La vida de Kevin Breen era tranquila, con tres hijos de los cuales estar orgulloso y una amorosa esposa. Es por esto que jamás imaginó que algo terrible le esperaba. Cuando Kevin enfermó con una infección que era aparentemente inofensiva, toda su vida cambió.
En el 2016, unos días antes de Navidad, el empezó a experimentar síntomas similares a los de una gripe común. Por lo que, él no se preocupó tanto, pero cuando su condición empeoró, su familia lo llevó al hospital más cercano. Al principio, los médicos estaban confundidos, porque todo indicaba que era una gripe fuerte, a pesar que sus síntomas iban empeorando.
No obstante, cuando sus órganos empezaron a fallar, todo el personal médico entró en pánico y empezaron a buscar un diagnóstico más certero. Mientras, Kevin intentaba mantener la calma y el optimismo.
Durante este tiempo, su sangre dejó de fluir por sus miembros para poder proteger sus órganos esenciales. Pasó el tiempo y los médicos aún seguían sin encontrar una solución y sus extremidades empezaron a morir.
Luego, por casualidad, el personal del hospital se enteró de que el hijo de Kevin, quien tenía tres años, había tenido recientemente faringitis estreptocócica. ¡Y esta resultó ser la causa de la enfermedad del padre!
La infección se había extendido por todo el cuerpo de Kevin, llegando incluso a su estómago, lo que lo hacía difícil de combatir. Además, una ecografía reveló que tenía un litro y medio de pus en la cavidad abdominal. Durante este tiempo, sufrió insuficiencia renal y tuvo que estar conectado a una máquina de diálisis. Sus extremidades están empeorando.

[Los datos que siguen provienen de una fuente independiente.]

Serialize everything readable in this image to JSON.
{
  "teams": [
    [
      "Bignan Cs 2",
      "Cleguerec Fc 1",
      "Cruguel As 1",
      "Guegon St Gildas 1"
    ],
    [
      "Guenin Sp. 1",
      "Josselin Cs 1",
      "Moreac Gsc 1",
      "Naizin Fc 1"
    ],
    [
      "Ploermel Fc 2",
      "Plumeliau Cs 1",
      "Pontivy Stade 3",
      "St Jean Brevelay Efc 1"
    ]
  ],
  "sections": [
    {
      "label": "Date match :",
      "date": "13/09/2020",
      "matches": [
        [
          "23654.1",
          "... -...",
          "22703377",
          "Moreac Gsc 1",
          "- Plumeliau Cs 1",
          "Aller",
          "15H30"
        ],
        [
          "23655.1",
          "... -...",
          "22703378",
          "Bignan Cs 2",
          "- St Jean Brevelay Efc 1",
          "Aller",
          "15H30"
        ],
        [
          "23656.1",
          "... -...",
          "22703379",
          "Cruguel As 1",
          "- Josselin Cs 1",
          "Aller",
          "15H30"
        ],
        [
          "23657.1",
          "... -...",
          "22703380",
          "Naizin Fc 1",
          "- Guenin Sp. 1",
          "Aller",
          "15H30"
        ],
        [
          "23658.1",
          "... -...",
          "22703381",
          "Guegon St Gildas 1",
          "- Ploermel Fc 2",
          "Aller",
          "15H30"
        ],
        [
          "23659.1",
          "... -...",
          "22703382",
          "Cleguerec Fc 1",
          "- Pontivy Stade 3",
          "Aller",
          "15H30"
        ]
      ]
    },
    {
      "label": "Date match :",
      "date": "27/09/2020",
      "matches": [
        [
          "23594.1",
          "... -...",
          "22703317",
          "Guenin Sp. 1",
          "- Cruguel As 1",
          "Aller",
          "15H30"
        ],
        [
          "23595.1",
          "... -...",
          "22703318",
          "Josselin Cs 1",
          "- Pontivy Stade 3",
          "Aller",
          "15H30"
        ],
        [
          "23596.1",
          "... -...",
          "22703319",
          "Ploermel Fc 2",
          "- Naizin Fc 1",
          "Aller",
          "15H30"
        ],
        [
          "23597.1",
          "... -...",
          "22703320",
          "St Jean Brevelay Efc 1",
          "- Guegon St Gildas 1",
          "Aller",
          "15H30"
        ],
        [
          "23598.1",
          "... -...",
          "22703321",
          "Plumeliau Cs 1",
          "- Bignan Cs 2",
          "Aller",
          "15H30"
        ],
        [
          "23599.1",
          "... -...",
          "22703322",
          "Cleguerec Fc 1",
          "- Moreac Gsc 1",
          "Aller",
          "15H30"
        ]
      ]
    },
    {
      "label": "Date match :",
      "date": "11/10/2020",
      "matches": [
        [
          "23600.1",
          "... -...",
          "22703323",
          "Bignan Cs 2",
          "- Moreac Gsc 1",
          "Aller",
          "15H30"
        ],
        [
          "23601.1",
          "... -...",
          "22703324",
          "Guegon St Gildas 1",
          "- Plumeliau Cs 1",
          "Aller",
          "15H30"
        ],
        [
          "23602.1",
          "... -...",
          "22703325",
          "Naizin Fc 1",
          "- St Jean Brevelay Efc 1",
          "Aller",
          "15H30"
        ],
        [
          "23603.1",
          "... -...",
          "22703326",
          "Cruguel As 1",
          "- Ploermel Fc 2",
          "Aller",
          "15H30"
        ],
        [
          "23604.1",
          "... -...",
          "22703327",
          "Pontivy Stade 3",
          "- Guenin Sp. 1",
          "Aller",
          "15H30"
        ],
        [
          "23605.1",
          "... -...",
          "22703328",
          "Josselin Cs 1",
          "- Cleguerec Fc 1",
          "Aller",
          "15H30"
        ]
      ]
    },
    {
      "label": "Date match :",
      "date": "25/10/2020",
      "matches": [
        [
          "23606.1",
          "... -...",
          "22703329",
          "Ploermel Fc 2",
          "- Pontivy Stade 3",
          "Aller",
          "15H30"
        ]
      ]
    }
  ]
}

Era demasiado tarde para salvar el tejido muerto, por lo que tuvieron que amputarle partes de los brazos y las piernas.
Hubo momentos en lo que el equipo médico dudaba de que sobreviviera, pero Kevin siguió adelante. Al final, cuando estuvo fuera de peligro, se le permitió regresar a casa con Julie y los niños mientras programaban las operaciones necesarias para él.
Al final, perdió por completo la mano izquierda, varios dedos de la mano derecha y ambos pies.